No tardó en regresar, trayendo consigo a las tres jóvenes y a la señora Skimpole, que en otro tiempo había sido una belleza, pero que ahora era una enferma delicada y aguileña, aquejada de una complicación de dolencias.
—Esta —dijo el señor Skimpole— es mi hija Belleza, Aretusa; toca y canta cosillas de vez en cuando, como su padre. Esta es mi hija Sentimiento, Laura; toca un poco, pero no canta. Esta es mi hija Comedia, Kitty; canta un poco, pero no toca. Todos dibujamos un poco y componemos un poco, y ninguno de nosotros tiene la menor idea del tiempo ni del dinero.
La señora Skimpole suspiró, según me pareció, como si le hubiera alegrado tachar esta cualidad de los logros familiares. También me pareció que recalcó bastante su suspiro ante mi tutor y que aprovechó cualquier oportunidad para lanzar otro.

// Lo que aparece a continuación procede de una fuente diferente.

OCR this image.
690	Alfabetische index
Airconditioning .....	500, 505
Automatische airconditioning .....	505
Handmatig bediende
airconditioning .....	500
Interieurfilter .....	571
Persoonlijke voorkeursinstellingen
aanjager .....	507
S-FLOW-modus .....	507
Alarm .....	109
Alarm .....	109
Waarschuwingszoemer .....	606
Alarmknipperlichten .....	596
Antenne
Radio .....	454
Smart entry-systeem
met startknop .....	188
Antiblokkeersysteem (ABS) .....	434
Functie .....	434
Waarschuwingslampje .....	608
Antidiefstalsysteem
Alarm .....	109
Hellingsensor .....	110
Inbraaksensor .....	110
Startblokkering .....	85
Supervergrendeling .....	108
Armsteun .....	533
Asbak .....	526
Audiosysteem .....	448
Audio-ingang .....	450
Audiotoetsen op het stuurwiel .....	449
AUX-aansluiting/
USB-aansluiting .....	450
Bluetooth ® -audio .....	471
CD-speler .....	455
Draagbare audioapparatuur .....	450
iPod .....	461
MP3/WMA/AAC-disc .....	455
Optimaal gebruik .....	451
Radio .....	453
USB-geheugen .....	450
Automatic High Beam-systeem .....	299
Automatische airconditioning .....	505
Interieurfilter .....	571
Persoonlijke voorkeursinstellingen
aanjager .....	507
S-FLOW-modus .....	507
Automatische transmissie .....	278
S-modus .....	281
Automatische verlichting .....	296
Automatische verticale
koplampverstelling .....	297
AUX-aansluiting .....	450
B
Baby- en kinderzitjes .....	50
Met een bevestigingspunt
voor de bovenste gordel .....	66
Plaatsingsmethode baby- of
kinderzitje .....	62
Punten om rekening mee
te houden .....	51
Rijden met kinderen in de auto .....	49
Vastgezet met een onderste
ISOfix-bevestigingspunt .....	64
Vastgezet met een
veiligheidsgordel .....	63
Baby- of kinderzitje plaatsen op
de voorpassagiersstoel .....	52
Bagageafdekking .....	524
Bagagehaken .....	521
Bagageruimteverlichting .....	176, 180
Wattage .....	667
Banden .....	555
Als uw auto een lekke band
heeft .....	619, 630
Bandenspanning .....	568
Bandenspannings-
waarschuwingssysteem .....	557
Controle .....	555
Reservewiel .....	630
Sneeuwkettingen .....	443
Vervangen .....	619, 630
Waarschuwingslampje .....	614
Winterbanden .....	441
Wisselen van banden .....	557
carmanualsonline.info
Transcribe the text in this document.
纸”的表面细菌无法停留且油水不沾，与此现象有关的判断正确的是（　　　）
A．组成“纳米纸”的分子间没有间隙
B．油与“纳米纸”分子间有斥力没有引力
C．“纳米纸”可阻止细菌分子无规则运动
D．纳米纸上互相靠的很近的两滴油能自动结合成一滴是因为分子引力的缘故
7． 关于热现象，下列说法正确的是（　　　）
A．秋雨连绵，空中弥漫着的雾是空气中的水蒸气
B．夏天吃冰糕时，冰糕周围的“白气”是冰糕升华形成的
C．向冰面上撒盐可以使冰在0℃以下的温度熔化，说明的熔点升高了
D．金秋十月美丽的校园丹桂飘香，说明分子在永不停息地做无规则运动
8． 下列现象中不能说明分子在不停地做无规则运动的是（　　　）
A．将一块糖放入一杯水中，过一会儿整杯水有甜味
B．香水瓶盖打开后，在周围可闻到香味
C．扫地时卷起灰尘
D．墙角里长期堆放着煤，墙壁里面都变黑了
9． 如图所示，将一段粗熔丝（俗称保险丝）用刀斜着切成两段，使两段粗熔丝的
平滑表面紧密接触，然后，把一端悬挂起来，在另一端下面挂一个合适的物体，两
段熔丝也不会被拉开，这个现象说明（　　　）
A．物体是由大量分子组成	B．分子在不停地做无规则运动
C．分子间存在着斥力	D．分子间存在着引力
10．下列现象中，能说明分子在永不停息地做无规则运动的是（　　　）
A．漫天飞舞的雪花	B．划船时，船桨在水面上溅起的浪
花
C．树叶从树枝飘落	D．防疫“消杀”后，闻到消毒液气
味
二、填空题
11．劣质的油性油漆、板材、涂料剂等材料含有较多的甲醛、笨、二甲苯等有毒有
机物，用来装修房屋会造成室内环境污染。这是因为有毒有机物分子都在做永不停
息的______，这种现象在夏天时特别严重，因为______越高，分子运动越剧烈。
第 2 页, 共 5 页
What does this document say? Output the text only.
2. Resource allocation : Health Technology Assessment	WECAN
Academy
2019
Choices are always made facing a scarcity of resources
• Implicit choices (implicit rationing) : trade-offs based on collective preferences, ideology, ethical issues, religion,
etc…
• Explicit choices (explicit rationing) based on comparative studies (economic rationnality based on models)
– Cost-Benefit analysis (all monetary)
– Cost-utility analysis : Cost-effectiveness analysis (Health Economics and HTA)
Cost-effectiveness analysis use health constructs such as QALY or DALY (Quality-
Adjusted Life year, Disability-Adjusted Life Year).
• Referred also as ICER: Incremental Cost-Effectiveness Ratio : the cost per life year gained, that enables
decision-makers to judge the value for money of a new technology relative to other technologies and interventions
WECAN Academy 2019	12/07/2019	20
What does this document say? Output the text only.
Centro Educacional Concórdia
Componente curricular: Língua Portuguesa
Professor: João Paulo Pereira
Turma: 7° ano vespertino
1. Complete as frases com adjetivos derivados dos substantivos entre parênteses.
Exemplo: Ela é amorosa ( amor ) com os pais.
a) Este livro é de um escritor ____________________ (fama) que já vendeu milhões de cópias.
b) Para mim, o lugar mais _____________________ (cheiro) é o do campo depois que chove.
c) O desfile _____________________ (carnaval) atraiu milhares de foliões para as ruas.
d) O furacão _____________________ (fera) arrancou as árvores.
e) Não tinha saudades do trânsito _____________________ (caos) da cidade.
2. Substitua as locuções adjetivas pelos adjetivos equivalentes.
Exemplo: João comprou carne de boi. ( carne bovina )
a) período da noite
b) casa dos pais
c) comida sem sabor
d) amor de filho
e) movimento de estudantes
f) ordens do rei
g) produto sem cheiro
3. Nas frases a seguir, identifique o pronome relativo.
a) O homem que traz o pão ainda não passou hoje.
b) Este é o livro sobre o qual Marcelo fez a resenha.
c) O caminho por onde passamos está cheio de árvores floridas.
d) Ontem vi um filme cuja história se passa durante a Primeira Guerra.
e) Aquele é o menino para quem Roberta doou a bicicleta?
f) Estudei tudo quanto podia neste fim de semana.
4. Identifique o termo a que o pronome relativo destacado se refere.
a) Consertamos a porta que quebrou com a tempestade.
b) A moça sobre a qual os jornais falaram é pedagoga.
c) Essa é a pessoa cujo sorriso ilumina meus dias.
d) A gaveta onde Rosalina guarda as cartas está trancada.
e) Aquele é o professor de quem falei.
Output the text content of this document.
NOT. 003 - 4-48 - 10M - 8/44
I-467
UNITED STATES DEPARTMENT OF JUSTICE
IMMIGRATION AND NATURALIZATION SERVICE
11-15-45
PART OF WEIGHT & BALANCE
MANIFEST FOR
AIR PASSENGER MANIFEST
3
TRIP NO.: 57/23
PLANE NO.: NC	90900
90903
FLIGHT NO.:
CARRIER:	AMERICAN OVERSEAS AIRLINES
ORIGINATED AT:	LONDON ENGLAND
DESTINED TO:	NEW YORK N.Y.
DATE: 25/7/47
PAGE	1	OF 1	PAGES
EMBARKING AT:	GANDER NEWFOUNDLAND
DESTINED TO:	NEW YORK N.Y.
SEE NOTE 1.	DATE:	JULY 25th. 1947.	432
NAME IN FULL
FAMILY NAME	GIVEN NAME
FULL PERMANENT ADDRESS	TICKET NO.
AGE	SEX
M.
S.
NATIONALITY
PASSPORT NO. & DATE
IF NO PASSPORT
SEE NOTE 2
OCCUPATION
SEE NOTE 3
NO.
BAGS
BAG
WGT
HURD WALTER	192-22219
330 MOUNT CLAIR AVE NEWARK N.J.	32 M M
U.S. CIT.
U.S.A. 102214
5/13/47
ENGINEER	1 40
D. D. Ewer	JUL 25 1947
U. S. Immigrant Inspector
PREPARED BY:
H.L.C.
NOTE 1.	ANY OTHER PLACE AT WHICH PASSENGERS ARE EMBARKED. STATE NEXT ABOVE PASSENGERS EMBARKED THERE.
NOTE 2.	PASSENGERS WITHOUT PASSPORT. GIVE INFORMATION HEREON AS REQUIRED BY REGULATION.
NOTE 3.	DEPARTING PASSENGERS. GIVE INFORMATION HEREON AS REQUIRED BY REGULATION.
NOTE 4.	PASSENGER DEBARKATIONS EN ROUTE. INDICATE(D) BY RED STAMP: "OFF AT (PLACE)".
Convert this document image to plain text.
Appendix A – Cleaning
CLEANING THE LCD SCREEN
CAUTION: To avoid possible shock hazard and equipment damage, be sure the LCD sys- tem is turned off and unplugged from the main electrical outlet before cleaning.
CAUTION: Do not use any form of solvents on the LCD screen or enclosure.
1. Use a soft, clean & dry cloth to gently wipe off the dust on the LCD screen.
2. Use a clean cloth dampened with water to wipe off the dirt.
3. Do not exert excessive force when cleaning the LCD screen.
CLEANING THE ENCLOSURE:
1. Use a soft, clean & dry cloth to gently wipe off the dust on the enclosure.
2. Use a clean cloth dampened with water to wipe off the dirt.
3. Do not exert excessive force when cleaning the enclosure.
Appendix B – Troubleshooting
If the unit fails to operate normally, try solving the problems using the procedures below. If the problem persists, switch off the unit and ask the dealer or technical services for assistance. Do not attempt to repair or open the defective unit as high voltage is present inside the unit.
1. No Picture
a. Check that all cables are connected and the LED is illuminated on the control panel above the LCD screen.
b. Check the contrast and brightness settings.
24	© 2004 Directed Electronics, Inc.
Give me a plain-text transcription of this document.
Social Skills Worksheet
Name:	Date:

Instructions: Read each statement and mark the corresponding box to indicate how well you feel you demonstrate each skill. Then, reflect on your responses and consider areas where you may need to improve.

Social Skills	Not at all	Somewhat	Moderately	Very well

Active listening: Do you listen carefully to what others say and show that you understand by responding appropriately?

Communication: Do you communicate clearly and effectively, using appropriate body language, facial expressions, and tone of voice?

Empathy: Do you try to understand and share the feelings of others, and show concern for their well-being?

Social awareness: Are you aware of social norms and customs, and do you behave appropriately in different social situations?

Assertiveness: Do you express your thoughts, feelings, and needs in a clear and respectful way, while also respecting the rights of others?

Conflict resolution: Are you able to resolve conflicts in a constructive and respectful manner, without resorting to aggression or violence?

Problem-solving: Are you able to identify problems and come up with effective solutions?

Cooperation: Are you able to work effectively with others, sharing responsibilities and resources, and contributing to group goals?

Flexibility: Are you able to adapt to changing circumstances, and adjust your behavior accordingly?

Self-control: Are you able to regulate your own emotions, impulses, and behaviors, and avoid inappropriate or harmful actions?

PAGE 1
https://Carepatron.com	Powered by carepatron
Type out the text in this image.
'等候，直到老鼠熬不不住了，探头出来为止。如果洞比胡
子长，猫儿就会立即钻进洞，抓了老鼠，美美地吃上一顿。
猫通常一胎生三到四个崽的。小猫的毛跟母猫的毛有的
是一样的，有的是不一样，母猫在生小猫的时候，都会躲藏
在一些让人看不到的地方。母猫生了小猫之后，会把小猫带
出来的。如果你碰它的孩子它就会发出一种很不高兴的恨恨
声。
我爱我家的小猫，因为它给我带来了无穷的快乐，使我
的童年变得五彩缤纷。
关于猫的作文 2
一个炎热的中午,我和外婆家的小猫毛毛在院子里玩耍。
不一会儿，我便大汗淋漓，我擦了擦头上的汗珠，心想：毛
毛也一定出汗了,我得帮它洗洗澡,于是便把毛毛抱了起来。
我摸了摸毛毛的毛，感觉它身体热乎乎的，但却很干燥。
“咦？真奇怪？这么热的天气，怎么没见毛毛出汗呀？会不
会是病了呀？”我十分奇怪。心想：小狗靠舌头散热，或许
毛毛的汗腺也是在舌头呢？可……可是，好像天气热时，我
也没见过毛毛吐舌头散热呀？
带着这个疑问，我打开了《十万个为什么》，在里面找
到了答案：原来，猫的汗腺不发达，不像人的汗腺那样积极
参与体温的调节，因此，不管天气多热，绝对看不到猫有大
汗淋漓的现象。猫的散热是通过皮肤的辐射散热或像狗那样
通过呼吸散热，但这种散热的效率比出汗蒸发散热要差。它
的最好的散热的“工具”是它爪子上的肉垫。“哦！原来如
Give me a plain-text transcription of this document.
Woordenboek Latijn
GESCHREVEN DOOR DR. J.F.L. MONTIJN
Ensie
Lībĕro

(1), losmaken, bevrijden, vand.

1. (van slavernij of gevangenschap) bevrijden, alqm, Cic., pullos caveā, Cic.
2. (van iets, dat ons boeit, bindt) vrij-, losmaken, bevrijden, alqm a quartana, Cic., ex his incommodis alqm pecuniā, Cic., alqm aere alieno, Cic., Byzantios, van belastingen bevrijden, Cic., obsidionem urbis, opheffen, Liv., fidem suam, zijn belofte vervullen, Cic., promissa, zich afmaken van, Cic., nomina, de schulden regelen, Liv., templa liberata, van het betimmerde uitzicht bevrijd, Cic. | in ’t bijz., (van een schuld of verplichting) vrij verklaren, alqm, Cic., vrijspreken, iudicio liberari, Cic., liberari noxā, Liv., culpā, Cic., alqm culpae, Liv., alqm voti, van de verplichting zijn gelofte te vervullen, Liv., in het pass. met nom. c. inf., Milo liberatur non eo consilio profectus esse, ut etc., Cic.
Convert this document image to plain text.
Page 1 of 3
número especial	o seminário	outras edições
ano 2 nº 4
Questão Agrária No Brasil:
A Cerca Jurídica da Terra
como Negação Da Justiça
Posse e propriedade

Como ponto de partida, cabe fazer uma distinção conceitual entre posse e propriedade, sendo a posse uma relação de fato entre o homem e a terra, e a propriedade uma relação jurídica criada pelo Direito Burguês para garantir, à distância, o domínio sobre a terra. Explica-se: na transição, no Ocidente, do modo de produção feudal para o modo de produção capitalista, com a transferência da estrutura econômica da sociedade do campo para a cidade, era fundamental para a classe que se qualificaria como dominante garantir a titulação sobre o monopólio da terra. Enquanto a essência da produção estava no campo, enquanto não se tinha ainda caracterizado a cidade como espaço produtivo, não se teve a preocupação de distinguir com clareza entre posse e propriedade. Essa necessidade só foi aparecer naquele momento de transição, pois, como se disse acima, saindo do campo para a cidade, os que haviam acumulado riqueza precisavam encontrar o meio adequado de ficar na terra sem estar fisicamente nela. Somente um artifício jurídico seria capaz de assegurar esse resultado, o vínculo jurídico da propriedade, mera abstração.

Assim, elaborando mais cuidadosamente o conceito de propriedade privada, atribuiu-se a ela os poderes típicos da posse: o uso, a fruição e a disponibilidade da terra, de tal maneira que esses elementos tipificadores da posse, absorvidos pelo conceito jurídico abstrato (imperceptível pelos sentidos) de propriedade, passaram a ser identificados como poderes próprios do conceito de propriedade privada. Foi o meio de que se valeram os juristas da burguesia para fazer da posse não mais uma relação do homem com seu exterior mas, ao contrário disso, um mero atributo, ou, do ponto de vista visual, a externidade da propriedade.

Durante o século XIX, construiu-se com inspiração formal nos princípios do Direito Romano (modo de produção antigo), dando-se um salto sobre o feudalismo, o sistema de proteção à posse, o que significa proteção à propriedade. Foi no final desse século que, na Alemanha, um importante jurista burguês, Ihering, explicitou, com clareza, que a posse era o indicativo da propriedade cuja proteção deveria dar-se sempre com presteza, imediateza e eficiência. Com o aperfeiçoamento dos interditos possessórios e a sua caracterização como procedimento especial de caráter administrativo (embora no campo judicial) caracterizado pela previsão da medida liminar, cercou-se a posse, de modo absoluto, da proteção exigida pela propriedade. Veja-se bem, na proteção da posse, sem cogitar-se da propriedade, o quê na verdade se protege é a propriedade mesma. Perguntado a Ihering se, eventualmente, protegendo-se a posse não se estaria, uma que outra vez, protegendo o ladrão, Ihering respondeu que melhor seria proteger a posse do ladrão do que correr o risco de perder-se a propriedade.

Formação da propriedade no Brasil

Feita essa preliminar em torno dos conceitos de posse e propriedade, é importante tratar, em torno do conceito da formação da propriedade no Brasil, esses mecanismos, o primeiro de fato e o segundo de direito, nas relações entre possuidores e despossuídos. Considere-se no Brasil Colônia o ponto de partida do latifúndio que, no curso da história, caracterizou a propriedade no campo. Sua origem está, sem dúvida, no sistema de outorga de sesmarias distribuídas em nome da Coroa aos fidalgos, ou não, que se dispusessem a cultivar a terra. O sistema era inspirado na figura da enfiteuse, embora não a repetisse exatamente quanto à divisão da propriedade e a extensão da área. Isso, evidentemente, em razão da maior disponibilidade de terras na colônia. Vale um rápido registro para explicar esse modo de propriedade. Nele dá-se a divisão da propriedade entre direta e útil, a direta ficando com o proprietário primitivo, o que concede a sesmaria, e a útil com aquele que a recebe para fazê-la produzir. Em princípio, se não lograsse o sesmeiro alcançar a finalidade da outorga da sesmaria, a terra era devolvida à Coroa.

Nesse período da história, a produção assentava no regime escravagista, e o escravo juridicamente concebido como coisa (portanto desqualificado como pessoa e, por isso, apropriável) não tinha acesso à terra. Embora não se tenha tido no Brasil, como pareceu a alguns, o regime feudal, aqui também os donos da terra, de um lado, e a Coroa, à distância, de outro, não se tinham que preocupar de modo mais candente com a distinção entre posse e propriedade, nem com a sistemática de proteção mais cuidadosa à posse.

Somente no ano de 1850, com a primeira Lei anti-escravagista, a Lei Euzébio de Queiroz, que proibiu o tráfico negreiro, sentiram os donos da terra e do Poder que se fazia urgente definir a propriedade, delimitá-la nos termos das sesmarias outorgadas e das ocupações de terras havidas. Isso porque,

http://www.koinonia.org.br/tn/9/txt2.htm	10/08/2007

—Es agradable —dijo el señor Skimpole, volviendo sus alegres ojos del uno al otro de nosotros—, y resulta caprichosamente interesante rastrear las peculiaridades en las familias. En esta familia todos somos niños, y yo soy el menor.
Las hijas, que parecían tenerle mucho afecto, se divirtieron con este gracioso detalle, en particular la hija de la Comedia.
“Mis queridos, es verdad —dijo el Sr. Skimpole—, ¿no es así? Así es, y así debe ser, porque, como los perros del himno, ‘está en nuestra naturaleza’ hacerlo.